Physical sciences majors learn methods of solving different problems of the natural world. This major prepares students for jobs in many technical fields, or they may choose to continue in a school of engineering or a graduate program in science or engineering.
The major in pre-engineering is part of a combined plan in engineering with Columbia University. Under these plans, the student completes a BA at Yeshiva University and a BS at Columbia University School of Engineering and Applied Sciences in five years or an MS in six years.
For an overview of recent student accomplishments in STEM, click here (PDF).

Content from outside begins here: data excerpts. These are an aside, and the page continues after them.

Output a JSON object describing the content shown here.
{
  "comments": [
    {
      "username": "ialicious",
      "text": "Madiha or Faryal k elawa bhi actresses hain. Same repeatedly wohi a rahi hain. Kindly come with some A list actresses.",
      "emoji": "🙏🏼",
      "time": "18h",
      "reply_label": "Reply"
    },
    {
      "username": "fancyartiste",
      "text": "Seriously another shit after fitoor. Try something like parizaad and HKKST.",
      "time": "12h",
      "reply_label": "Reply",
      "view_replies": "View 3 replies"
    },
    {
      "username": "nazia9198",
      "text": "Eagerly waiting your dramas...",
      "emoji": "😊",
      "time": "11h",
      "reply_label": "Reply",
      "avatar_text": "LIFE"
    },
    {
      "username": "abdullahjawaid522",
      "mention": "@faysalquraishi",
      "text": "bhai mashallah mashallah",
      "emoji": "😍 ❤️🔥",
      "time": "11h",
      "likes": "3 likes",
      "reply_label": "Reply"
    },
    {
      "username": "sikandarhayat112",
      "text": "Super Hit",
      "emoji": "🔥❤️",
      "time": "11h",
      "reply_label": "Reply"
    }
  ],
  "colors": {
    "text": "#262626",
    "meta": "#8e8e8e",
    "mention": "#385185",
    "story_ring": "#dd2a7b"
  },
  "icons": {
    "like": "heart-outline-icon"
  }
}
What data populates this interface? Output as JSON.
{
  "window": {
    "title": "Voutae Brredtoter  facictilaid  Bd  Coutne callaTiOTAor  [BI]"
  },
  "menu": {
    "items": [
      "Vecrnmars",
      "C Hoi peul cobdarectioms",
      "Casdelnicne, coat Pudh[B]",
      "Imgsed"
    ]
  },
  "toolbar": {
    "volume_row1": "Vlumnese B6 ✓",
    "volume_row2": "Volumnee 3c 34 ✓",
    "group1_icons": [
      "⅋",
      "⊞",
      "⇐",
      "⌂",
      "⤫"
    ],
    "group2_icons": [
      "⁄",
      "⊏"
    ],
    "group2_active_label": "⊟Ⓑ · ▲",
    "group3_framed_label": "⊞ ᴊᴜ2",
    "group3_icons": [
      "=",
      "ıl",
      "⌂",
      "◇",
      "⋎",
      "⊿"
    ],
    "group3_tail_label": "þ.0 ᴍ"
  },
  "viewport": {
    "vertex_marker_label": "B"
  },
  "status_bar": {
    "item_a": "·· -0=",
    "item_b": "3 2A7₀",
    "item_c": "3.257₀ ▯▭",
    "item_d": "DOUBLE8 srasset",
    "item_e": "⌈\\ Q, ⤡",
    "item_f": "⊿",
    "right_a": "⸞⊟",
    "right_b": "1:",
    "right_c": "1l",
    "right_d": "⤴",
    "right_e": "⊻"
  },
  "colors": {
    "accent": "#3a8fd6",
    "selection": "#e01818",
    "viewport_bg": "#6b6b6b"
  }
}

The mission of the undergraduate physics, physical sciences and pre-engineering programs is to provide the highest possible educational experience in physics and the physical sciences for:
- Students majoring in physics
- Students majoring in physical sciences
- Students majoring in pre-engineering
- Students minoring in physics
- Students taking service courses as a prerequisite for their majors
Program Student Learning Goals
- Students will be able to understand both the theoretical concepts and mathematical techniques of the major fields of physics such as classical mechanics, electromagnetism, quantum mechanics, thermodynamics and statistical mechanics, mathematical physics and special theory of relativity.
- Students will be able to apply modern laboratory techniques to collect and analyze data.
- Students will be able to perform numerical computations and to employ computer models to simulate physical phenomena.
- Students will be able to move successfully into graduate school or other professions where strong analytical and problem solving skills are required.
- Students will be able to communicate results of research effectively, both orally and in writing, individually and as a part of a team.